I’m sure I’ll be making use of it, perhaps on this very blog.

James Strachan sums it all up when he says;

[…]Whatever happens in this whole web services thing, I do think alot of good has come from it already. Its forced people to think alot about distributed systems and why the web works and scales – there’s a lot of great lessons there. Its also brought together lots of diverse communities from the web side of things, from MOM folks and distributed objects folks. If nothing else its made us look again at distributed object technologies like DCOM, CORBA, EJB and ask lots of questions – I think its also taught us what a leaky abstraction the traditional view of distributed objects are.

This is exactly my view. Once this is all resolved – and I hope for the industry’s sake that it is soon – a lot more people will be appreciative of the extent of the gift that TimBL gave to the world, and the principled design that Roy laid out for us.

What doesn’t kill you, makes you stronger.

And FWIW, I’ve maintained my “distobj” email address for a reason; the Web is a distributed object infrastructure, with the critical innovation that all objects implement the same interface (have I said that enough yet? 8-).

I’m officially unemployed now. I’m not quite sure what I’ll be doing next, but I’ve already been contacted about doing some consulting work in the enterprise Web services space. Consulting would be “ok”, but it would be nice to have the relative comfort of a “9 to 5” job for a little while after a year of doing my own thing. Plus I think I would have a bigger impact if I was with an established company with customers to satisfy.

So if you’re interested in the services of a large scale distributed systems expert who knows why Web services will fail, and how to fix them, drop me a line.

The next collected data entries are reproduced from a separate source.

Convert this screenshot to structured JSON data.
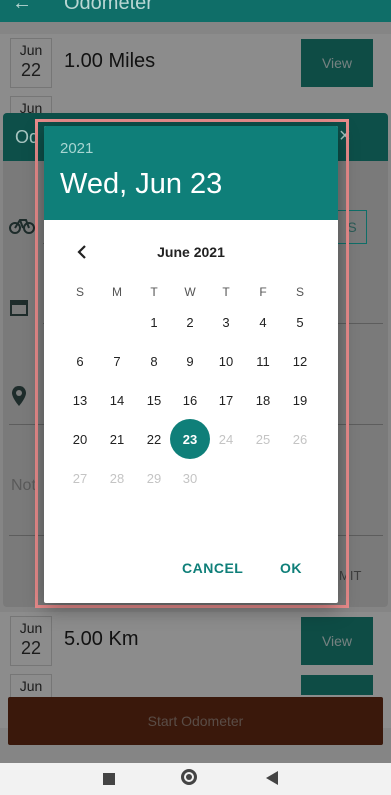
{
  "appbar": {
    "back_icon": "arrow-back-icon",
    "title": "Odometer"
  },
  "rows_top": [
    {
      "month": "Jun",
      "day": "22",
      "value": "1.00 Miles",
      "action": "View"
    },
    {
      "month": "Jun",
      "day": "",
      "value": "",
      "action": ""
    }
  ],
  "rows_bottom": [
    {
      "month": "Jun",
      "day": "22",
      "value": "5.00 Km",
      "action": "View"
    },
    {
      "month": "Jun",
      "day": "",
      "value": "",
      "action": ""
    }
  ],
  "bg_dialog": {
    "title": "Od",
    "close": "×",
    "notes_placeholder": "Not",
    "s_label": "S",
    "mit_label": "MIT"
  },
  "start_button": "Start Odometer",
  "picker": {
    "year": "2021",
    "selected_date": "Wed, Jun 23",
    "month_label": "June 2021",
    "weekdays": [
      "S",
      "M",
      "T",
      "W",
      "T",
      "F",
      "S"
    ],
    "weeks": [
      [
        "",
        "",
        "1",
        "2",
        "3",
        "4",
        "5"
      ],
      [
        "6",
        "7",
        "8",
        "9",
        "10",
        "11",
        "12"
      ],
      [
        "13",
        "14",
        "15",
        "16",
        "17",
        "18",
        "19"
      ],
      [
        "20",
        "21",
        "22",
        "23",
        "24",
        "25",
        "26"
      ],
      [
        "27",
        "28",
        "29",
        "30",
        "",
        "",
        ""
      ]
    ],
    "selected_day": "23",
    "disabled_from": 24,
    "cancel": "CANCEL",
    "ok": "OK",
    "accent": "#0f7f79"
  }
}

Jon discusses the pros and cons of uniform versus specific interfaces. This really is, as Dan Connolly described, a “fascinating tension”. So Jon’s in good company. 8-)

I agree with the gist – that there are pros and cons to each approach – but I disagree with the conclusion. Towards the end of the blog, Jon writes;

It’s a great idea to push the abstraction of the core primitives above the level of SELECT/CUT/PASTE. But there’s little to be gained by pretending that a table of contents is a pivot table.

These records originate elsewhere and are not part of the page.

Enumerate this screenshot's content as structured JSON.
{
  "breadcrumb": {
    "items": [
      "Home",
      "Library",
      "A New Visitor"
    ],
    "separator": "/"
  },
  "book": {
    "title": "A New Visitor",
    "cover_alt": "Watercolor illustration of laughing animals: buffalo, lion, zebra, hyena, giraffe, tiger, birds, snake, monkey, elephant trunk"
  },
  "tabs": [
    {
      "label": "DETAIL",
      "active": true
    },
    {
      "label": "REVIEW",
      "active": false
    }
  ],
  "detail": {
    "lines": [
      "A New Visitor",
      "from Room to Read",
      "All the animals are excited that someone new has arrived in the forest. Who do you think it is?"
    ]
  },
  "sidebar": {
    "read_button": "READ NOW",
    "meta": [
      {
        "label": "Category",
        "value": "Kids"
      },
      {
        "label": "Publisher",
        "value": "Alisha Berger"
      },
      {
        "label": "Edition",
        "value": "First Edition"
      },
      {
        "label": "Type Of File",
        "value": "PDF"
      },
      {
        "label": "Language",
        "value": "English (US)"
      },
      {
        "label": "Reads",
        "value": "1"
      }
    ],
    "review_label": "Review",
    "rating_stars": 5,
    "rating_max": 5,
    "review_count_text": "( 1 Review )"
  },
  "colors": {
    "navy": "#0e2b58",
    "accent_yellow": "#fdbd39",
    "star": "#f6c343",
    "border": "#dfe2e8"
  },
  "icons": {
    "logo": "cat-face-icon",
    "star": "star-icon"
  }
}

If you’ve already deployed a network interface which is capable of accessing and manipulating pivot tables, then there is an enormous amount to be gained from being able to reuse this interface to access and manipulate table of contents, table of figures, or even dining room tables. Deploying new interfaces on the Internet is extremely difficult, expensive, and time consuming. The SELECT/CUT/PASTE analogy, while illustrative, doesn’t reflect the nuances of a network interface, which must work between multiple trust domains, not within just one.

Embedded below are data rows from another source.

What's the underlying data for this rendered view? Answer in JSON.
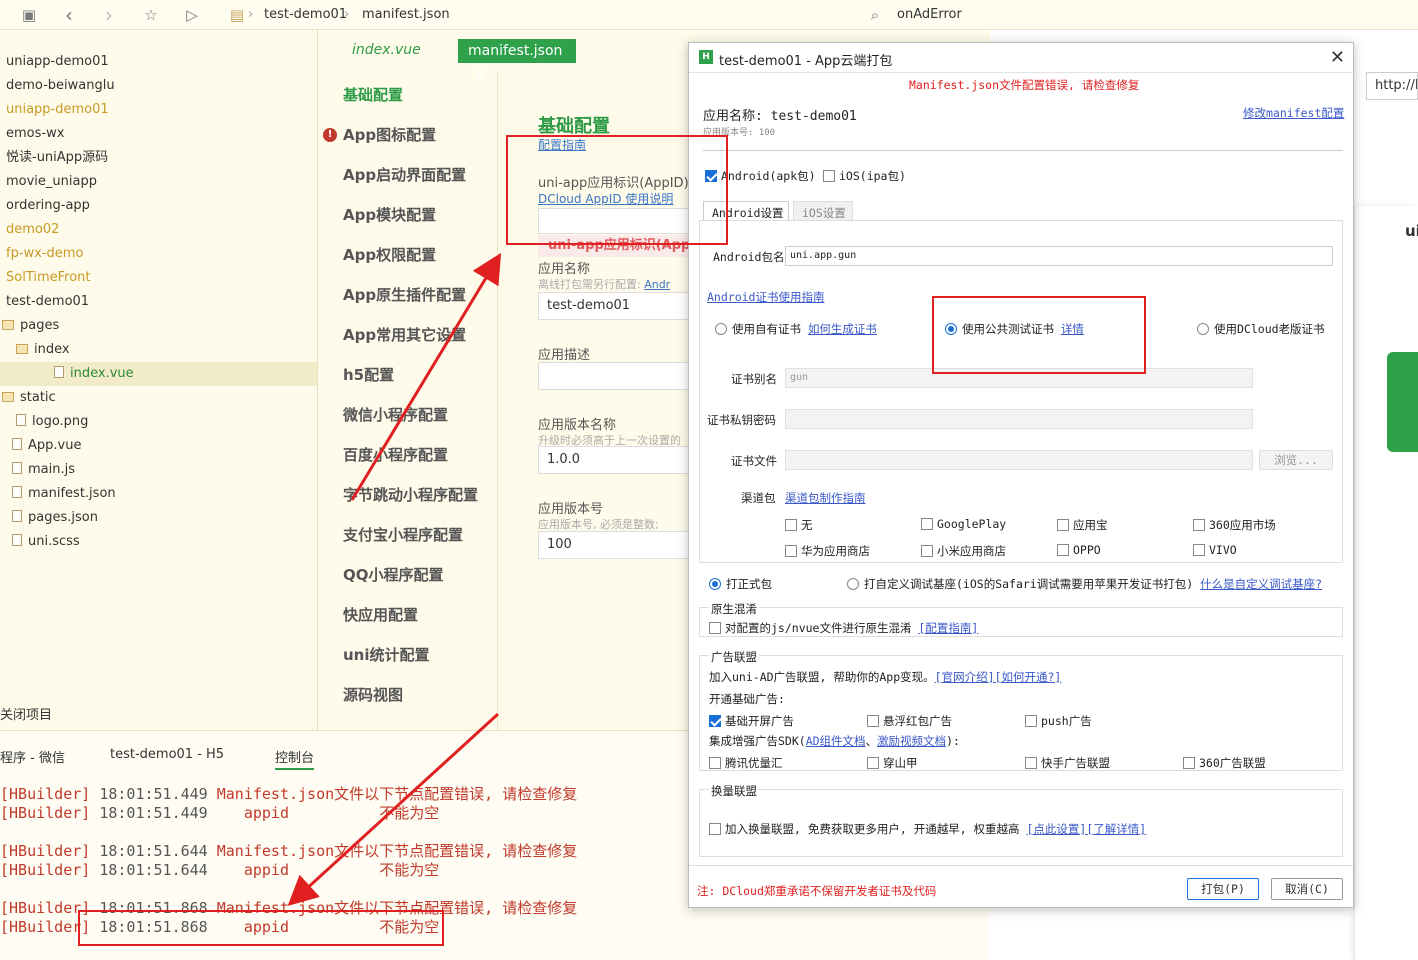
{
  "topbar": {
    "breadcrumb_project": "test-demo01",
    "breadcrumb_file": "manifest.json",
    "search_text": "onAdError"
  },
  "tree": {
    "items": [
      {
        "label": "uniapp-demo01",
        "style": "normal"
      },
      {
        "label": "demo-beiwanglu",
        "style": "normal"
      },
      {
        "label": "uniapp-demo01",
        "style": "gold"
      },
      {
        "label": "emos-wx",
        "style": "normal"
      },
      {
        "label": "悦读-uniApp源码",
        "style": "normal"
      },
      {
        "label": "movie_uniapp",
        "style": "normal"
      },
      {
        "label": "ordering-app",
        "style": "normal"
      },
      {
        "label": "demo02",
        "style": "gold"
      },
      {
        "label": "fp-wx-demo",
        "style": "gold"
      },
      {
        "label": "SolTimeFront",
        "style": "gold"
      },
      {
        "label": "test-demo01",
        "style": "normal"
      },
      {
        "label": "pages",
        "style": "normal"
      },
      {
        "label": "index",
        "style": "normal"
      },
      {
        "label": "index.vue",
        "style": "selected"
      },
      {
        "label": "static",
        "style": "normal"
      },
      {
        "label": "logo.png",
        "style": "normal"
      },
      {
        "label": "App.vue",
        "style": "normal"
      },
      {
        "label": "main.js",
        "style": "normal"
      },
      {
        "label": "manifest.json",
        "style": "normal"
      },
      {
        "label": "pages.json",
        "style": "normal"
      },
      {
        "label": "uni.scss",
        "style": "normal"
      }
    ],
    "close_project": "关闭项目"
  },
  "editor": {
    "tab_index": "index.vue",
    "tab_manifest": "manifest.json",
    "nav": [
      "基础配置",
      "App图标配置",
      "App启动界面配置",
      "App模块配置",
      "App权限配置",
      "App原生插件配置",
      "App常用其它设置",
      "h5配置",
      "微信小程序配置",
      "百度小程序配置",
      "字节跳动小程序配置",
      "支付宝小程序配置",
      "QQ小程序配置",
      "快应用配置",
      "uni统计配置",
      "源码视图"
    ],
    "form": {
      "heading": "基础配置",
      "guide_link": "配置指南",
      "appid_label": "uni-app应用标识(AppID)",
      "appid_link": "DCloud AppID 使用说明",
      "appid_error": "uni-app应用标识(AppID)",
      "name_label": "应用名称",
      "name_sub": "离线打包需另行配置: ",
      "name_sub_link": "Andr",
      "name_value": "test-demo01",
      "desc_label": "应用描述",
      "vname_label": "应用版本名称",
      "vname_sub": "升级时必须高于上一次设置的",
      "vname_value": "1.0.0",
      "vcode_label": "应用版本号",
      "vcode_sub": "应用版本号, 必须是整数; ",
      "vcode_value": "100"
    }
  },
  "console": {
    "tabs": [
      "程序 - 微信",
      "test-demo01 - H5",
      "控制台"
    ],
    "lines": [
      {
        "prefix": "[HBuilder]",
        "time": "18:01:51.449",
        "msg": "Manifest.json文件以下节点配置错误, 请检查修复"
      },
      {
        "prefix": "[HBuilder]",
        "time": "18:01:51.449",
        "msg": "   appid          不能为空"
      },
      {
        "prefix": "[HBuilder]",
        "time": "18:01:51.644",
        "msg": "Manifest.json文件以下节点配置错误, 请检查修复"
      },
      {
        "prefix": "[HBuilder]",
        "time": "18:01:51.644",
        "msg": "   appid          不能为空"
      },
      {
        "prefix": "[HBuilder]",
        "time": "18:01:51.868",
        "msg": "Manifest.json文件以下节点配置错误, 请检查修复"
      },
      {
        "prefix": "[HBuilder]",
        "time": "18:01:51.868",
        "msg": "   appid          不能为空"
      }
    ]
  },
  "right": {
    "url": "http://lc",
    "text_un": "ui"
  },
  "dialog": {
    "title": "test-demo01 - App云端打包",
    "error": "Manifest.json文件配置错误, 请检查修复",
    "app_name": "应用名称: test-demo01",
    "modify_link": "修改manifest配置",
    "version": "应用版本号: 100",
    "android_cb": "Android(apk包)",
    "ios_cb": "iOS(ipa包)",
    "tab_android": "Android设置",
    "tab_ios": "iOS设置",
    "pkg_label": "Android包名",
    "pkg_value": "uni.app.gun",
    "cert_guide": "Android证书使用指南",
    "cert_own": "使用自有证书",
    "cert_own_link": "如何生成证书",
    "cert_public": "使用公共测试证书",
    "cert_public_link": "详情",
    "cert_old": "使用DCloud老版证书",
    "alias_label": "证书别名",
    "alias_value": "gun",
    "pwd_label": "证书私钥密码",
    "file_label": "证书文件",
    "browse": "浏览...",
    "channel_label": "渠道包",
    "channel_link": "渠道包制作指南",
    "channels": [
      "无",
      "GooglePlay",
      "应用宝",
      "360应用市场",
      "华为应用商店",
      "小米应用商店",
      "OPPO",
      "VIVO"
    ],
    "formal": "打正式包",
    "custom": "打自定义调试基座(iOS的Safari调试需要用苹果开发证书打包)",
    "custom_link": "什么是自定义调试基座?",
    "obf_title": "原生混淆",
    "obf_cb": "对配置的js/nvue文件进行原生混淆",
    "obf_link": "[配置指南]",
    "ad_title": "广告联盟",
    "ad_desc": "加入uni-AD广告联盟, 帮助你的App变现。",
    "ad_link1": "[官网介绍]",
    "ad_link2": "[如何开通?]",
    "ad_basic": "开通基础广告:",
    "ad_splash": "基础开屏广告",
    "ad_float": "悬浮红包广告",
    "ad_push": "push广告",
    "ad_sdk": "集成增强广告SDK(",
    "ad_sdk_link1": "AD组件文档",
    "ad_sdk_sep": "、",
    "ad_sdk_link2": "激励视频文档",
    "ad_sdk_end": "):",
    "ad_tencent": "腾讯优量汇",
    "ad_csj": "穿山甲",
    "ad_ks": "快手广告联盟",
    "ad_360": "360广告联盟",
    "swap_title": "换量联盟",
    "swap_cb": "加入换量联盟, 免费获取更多用户, 开通越早, 权重越高",
    "swap_link1": "[点此设置]",
    "swap_link2": "[了解详情]",
    "footer_note": "注: DCloud郑重承诺不保留开发者证书及代码",
    "pack_btn": "打包(P)",
    "cancel_btn": "取消(C)"
  },
  "colors": {
    "accent": "#2fa14b",
    "error": "#e02020",
    "link": "#3a58c8"
  }
}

WRT “ANALYZE” and “IMPROVE”, both of those “actions” can be accomplished without introducing new methods on the interface. For example, “ANALYZE” is a safe action, so could be handled as piping your content through an intermediary via a GET invocation, where it “analyzed” the content and returned the results (perhaps using annotation). “IMPROVE”, as I understand it, could be implemented similarly, but using WebDAV‘s COPY method, or maybe just PUT or POST; it depends how it’s used. Either way though, the intermediary would do the “improving”.

P.S. I like to use the “drag and drop” desktop metaphor as a comparison to REST’s uniform interface; GET as “double-click” (except for application-invocation, which isn’t technically part of drag-and-drop), POST as drag-and-drop, PUT as “file->save”, and DELETE as delete. This analogy breaks down with the drag-to-trash-can action, but it holds for the most part because drag-and-drop was designed as an interface for “all desktop objects” which is pretty similar to “all resources”.